3.1. Short-Term Analysis
The following figures (
Figure 10 and
Figure 11) and
Table 1 show the analysis results of short-term identified impacts on price using OpenAI and comparing both approaches: in-context examples and fine-tuning. The color of the arrows indicates OpenAI prediction to go UP (green) or DOWN (red), next to the price timeseries.
The in-context model detects 117 impact points, while the fine-tuned model only detects 31 short-term impacts.
Concerning the scores, we can see that the fine-tunned approach performs slightly better but with considerably fewer captured points.
3.2. Mid/Long-Term Analysis
The following figures (
Figure 12 and
Figure 13) and
Table 2 show the results of the analysis of mid/long-term identified impacts on price using OpenAI and comparing both approaches: in-context examples and fine-tuning.
The in-context model detects 71 impact points, while the fine-tuned model only detects 59 mid/long-term impacts. The scores show that the fine-tuned approach is performing again better, although with slightly fewer points.
Overall, OpenAI detects the trend in the price time series, especially in the mid/long term. The in-context approach seems more sensitive, but the fine-tuned model provides slightly more accurate results.
4. Discussion
Our findings indicate the potential of GPT models to provide valuable insights and improve predictions, particularly in understanding mid-term price trends. Therefore, we conclude that continued exploration and optimization of OpenAI's capabilities are essential to unlock their full potential in energy price forecasting, and particularly electricity market price. To validate and to generalize the observed results further research is needed.
Building on the insights gained from this study it should be enhanced the contextual understanding and data sources used as input for the GPT models by incorporating additional relevant news and reports sources and increased periodicity and optimizing the accurate impact calculation and decay over time methods to translate real impact.
The key benefit of increasing LLM awareness about the market evolution by the in-context approach is that it avoids the need to re-modify LLM parameters for this specific task application.
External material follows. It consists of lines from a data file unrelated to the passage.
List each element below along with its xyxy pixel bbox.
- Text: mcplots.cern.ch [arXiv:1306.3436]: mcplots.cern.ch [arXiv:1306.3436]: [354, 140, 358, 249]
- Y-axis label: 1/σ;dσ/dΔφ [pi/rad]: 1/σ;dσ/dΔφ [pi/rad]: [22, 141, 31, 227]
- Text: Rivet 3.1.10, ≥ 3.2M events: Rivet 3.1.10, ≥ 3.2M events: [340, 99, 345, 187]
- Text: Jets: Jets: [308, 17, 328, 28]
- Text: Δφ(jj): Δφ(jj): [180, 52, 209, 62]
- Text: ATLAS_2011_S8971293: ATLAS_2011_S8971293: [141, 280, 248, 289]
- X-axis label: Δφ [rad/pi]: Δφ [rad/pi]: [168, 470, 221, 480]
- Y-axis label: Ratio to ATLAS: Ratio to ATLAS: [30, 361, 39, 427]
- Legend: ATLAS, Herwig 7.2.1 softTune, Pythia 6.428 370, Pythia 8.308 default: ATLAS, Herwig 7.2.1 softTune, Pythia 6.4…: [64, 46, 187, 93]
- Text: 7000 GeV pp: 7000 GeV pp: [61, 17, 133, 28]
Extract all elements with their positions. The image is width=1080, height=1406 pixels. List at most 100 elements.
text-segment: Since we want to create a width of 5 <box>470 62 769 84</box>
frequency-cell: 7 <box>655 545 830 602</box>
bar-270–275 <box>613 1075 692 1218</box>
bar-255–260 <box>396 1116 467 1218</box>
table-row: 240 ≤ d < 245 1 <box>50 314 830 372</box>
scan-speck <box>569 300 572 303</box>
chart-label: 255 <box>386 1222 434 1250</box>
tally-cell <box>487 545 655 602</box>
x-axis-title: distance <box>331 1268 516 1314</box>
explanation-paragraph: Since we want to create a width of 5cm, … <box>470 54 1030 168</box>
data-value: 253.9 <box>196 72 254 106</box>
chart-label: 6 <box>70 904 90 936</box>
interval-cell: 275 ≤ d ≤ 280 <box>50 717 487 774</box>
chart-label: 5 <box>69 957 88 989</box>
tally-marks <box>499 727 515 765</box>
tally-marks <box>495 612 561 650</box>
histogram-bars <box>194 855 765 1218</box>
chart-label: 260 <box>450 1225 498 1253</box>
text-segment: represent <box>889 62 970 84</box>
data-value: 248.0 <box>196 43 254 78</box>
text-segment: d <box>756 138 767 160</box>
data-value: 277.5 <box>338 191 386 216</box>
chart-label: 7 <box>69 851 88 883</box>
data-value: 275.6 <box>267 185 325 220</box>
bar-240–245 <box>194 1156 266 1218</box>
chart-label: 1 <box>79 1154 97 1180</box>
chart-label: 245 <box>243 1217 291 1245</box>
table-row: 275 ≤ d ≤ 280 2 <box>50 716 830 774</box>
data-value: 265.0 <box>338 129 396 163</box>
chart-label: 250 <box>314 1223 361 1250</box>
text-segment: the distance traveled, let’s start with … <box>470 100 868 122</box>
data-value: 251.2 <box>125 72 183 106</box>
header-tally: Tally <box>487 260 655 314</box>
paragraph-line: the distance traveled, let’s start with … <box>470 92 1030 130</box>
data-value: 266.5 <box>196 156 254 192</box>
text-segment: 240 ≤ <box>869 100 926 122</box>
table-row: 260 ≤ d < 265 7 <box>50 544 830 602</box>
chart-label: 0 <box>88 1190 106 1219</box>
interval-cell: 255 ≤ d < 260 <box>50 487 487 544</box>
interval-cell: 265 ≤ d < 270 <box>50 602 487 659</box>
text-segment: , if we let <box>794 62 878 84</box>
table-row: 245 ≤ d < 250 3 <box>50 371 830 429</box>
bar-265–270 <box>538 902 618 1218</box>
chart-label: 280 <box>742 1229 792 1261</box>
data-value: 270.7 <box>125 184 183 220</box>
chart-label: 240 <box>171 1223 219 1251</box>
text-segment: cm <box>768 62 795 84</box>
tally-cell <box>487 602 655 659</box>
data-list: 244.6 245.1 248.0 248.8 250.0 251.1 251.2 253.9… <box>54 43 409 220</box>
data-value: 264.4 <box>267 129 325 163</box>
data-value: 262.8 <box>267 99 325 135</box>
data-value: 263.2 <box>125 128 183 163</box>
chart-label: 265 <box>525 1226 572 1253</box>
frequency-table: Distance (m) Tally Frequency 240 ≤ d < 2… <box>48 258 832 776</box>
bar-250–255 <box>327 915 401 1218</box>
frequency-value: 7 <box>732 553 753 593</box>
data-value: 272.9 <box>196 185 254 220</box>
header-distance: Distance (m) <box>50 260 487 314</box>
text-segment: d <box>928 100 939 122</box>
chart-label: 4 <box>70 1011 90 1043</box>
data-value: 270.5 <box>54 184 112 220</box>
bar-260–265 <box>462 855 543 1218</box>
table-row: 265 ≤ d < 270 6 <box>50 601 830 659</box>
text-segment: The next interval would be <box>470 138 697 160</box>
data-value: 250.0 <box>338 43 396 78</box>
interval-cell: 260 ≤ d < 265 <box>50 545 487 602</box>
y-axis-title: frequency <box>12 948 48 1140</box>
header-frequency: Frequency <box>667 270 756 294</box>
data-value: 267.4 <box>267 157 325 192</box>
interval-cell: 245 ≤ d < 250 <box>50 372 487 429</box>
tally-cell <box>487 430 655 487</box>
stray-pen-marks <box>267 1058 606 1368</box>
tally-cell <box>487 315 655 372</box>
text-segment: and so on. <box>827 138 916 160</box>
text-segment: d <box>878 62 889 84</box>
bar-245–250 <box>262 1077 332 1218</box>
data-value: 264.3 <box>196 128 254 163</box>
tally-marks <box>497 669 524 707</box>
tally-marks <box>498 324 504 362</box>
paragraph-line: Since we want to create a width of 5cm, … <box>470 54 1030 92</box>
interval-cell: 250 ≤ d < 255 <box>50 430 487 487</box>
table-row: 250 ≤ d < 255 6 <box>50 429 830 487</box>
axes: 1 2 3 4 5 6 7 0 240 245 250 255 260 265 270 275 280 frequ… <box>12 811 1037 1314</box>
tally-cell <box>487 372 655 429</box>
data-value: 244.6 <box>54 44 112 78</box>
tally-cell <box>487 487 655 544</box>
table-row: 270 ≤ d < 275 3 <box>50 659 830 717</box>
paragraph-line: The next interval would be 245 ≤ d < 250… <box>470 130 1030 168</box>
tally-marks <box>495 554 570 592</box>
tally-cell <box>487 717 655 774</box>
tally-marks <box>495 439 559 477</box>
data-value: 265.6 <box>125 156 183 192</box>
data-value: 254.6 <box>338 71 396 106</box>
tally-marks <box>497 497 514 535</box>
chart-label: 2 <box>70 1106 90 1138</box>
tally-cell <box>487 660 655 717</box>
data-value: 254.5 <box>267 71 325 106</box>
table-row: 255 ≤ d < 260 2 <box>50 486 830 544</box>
Instead, developers can append an external knowledge repository, enriching the input and thus refining the output accuracy of the model. Therefore, in-context is seen as a more practical and economical approach, with a lower barrier to entry and independent of the specific LLM model. However, for more extensive and professional applications, it is necessary to automate the workflows that allow scalability and better precision of responses. A RAG architecture [
29] can be developed for this purpose.
RAG has become one of the most popular architectures in LLM systems, combining automated information retrieval mechanisms and in-context learning to bolster LLM performance. In this framework, a query initiated by a user requests the retrieval of relevant information through search algorithms. This information is then integrated into the LLM indications, providing additional context for the generation process [
30].
In basis of an RAG architecture, we plan to develop the following additional functionalities:
the incorporation of GPT-calculated features into multivariate time series prediction models as input variables
influential event detection as early warning signals (natural disasters, geopolitical conflicts, regulatory changes)
automatic generation of reports that describe the recent evolution of the electricity market price and the prediction of price trends.